Thursday, 21 February 2008

what's the problem?

It sometimes seems as though skeptics and atheists constantly face being put on the defensive by the question "but where's the harm?" We usually cite some of the many atrocities committed by varieties of believer or scammer. But in fact, the question confuses me. In what way could anyone consider that a world in which people routinely behave irrationally would be better than one in which they do not? The benefits of rational thought and the costs of the irrational are simply self evident and I'm not sure this question even deserves an answer.

Compare this to the answers generally given to the opposing case: "where's the harm in skepticism?" The claimed consequences of skepticism are almost always dire (hellfire, chronic ill-health, death of oneself or a loved one through failure to pass on a chain letter etc.) and always need to be meticulously spelled out. This is precisely because it is not rational that these consequences should follow this cause.

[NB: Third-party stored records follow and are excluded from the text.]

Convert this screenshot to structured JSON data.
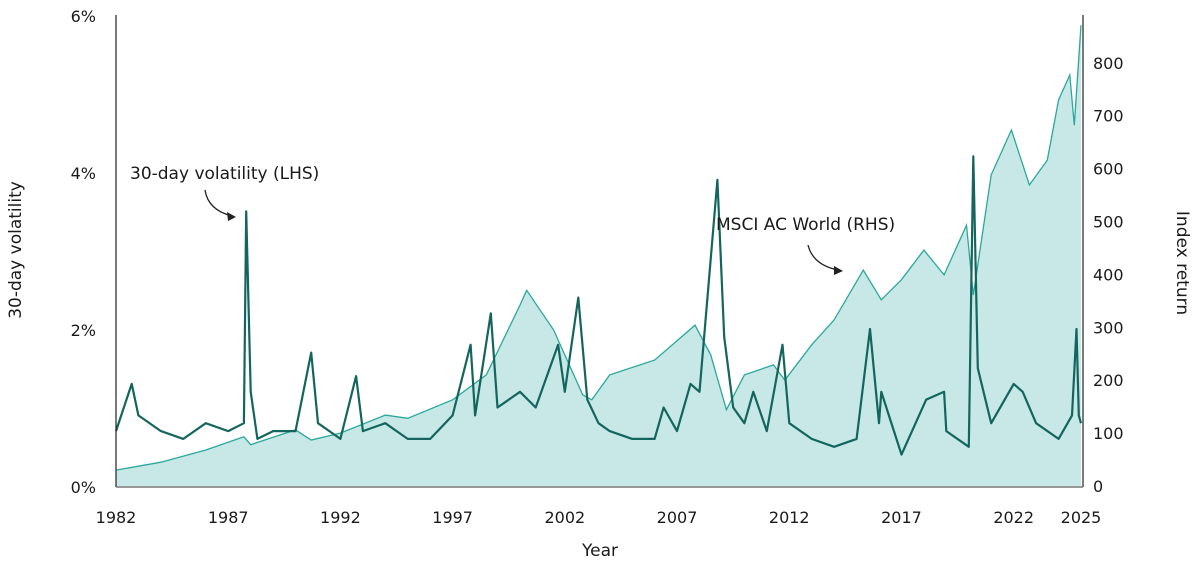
{
  "chart_data": {
    "type": "line",
    "xlabel": "Year",
    "ylabel_left": "30-day volatility",
    "ylabel_right": "Index return",
    "xlim": [
      1982,
      2025
    ],
    "ylim_left": [
      0,
      6
    ],
    "ylim_right": [
      0,
      880
    ],
    "x_ticks": [
      "1982",
      "1987",
      "1992",
      "1997",
      "2002",
      "2007",
      "2012",
      "2017",
      "2022",
      "2025"
    ],
    "y_left_ticks": [
      "0%",
      "2%",
      "4%",
      "6%"
    ],
    "y_right_ticks": [
      "0",
      "100",
      "200",
      "300",
      "400",
      "500",
      "600",
      "700",
      "800"
    ],
    "grid": false,
    "colors": {
      "volatility": "#14655e",
      "index_line": "#2aa89c",
      "index_fill": "#c7e8e6"
    },
    "annotations": {
      "volatility": "30-day volatility (LHS)",
      "index": "MSCI AC World (RHS)"
    },
    "series": [
      {
        "name": "MSCI AC World (RHS)",
        "axis": "right",
        "style": "area",
        "x": [
          1982,
          1984,
          1986,
          1987.7,
          1988,
          1990,
          1990.7,
          1992,
          1994,
          1995,
          1997,
          1998.5,
          2000,
          2000.3,
          2001.5,
          2002.8,
          2003.2,
          2004,
          2006,
          2007.8,
          2008.5,
          2009.2,
          2010,
          2011.3,
          2011.8,
          2013,
          2014,
          2015.3,
          2016.1,
          2017,
          2018,
          2018.9,
          2019.9,
          2020.2,
          2021,
          2021.9,
          2022.7,
          2023.5,
          2024,
          2024.5,
          2024.7,
          2025
        ],
        "y": [
          30,
          45,
          68,
          93,
          78,
          106,
          87,
          100,
          134,
          128,
          163,
          210,
          342,
          370,
          295,
          172,
          163,
          210,
          238,
          304,
          248,
          144,
          210,
          229,
          200,
          267,
          314,
          408,
          352,
          390,
          446,
          399,
          493,
          361,
          588,
          673,
          569,
          616,
          730,
          777,
          682,
          871
        ]
      },
      {
        "name": "30-day volatility (LHS)",
        "axis": "left",
        "style": "line",
        "x": [
          1982,
          1982.7,
          1983,
          1984,
          1985,
          1986,
          1987,
          1987.7,
          1987.8,
          1988,
          1988.3,
          1989,
          1990,
          1990.7,
          1991,
          1992,
          1992.7,
          1993,
          1994,
          1995,
          1996,
          1997,
          1997.8,
          1998,
          1998.7,
          1999,
          2000,
          2000.7,
          2001.7,
          2002,
          2002.6,
          2003,
          2003.5,
          2004,
          2005,
          2006,
          2006.4,
          2007,
          2007.6,
          2008,
          2008.8,
          2009.1,
          2009.5,
          2010,
          2010.4,
          2011,
          2011.7,
          2012,
          2013,
          2014,
          2015,
          2015.6,
          2016,
          2016.1,
          2017,
          2018.1,
          2018.9,
          2019,
          2020,
          2020.2,
          2020.4,
          2021,
          2022,
          2022.4,
          2023,
          2024,
          2024.6,
          2024.8,
          2024.9,
          2025
        ],
        "y": [
          0.7,
          1.3,
          0.9,
          0.7,
          0.6,
          0.8,
          0.7,
          0.8,
          3.5,
          1.2,
          0.6,
          0.7,
          0.7,
          1.7,
          0.8,
          0.6,
          1.4,
          0.7,
          0.8,
          0.6,
          0.6,
          0.9,
          1.8,
          0.9,
          2.2,
          1.0,
          1.2,
          1.0,
          1.8,
          1.2,
          2.4,
          1.1,
          0.8,
          0.7,
          0.6,
          0.6,
          1.0,
          0.7,
          1.3,
          1.2,
          3.9,
          1.9,
          1.0,
          0.8,
          1.2,
          0.7,
          1.8,
          0.8,
          0.6,
          0.5,
          0.6,
          2.0,
          0.8,
          1.2,
          0.4,
          1.1,
          1.2,
          0.7,
          0.5,
          4.2,
          1.5,
          0.8,
          1.3,
          1.2,
          0.8,
          0.6,
          0.9,
          2.0,
          0.9,
          0.8
        ]
      }
    ]
  }
}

I suspect that people really only ask this question because answering it forces others to cite specific examples, which can always be argued against ("yes, but the church does lots of good, too" or "yes, Uri Geller might have been conning us all for decades, but that nice Silvia Brown is the genuine article.") This makes it seem as though the questioner is being magnanimous in conceding that there might be one or two cases where something bad has come from some brand or other of nonsense, but that the skeptic is unreasonable in suggesting these scant examples accurately summarise that whole area.

In the future, I'm not going to allow myself to fall into this trap. I think the correct response to the question is to throw the ball back into the questioner's court: why are they suggesting that irrationality is a virtue?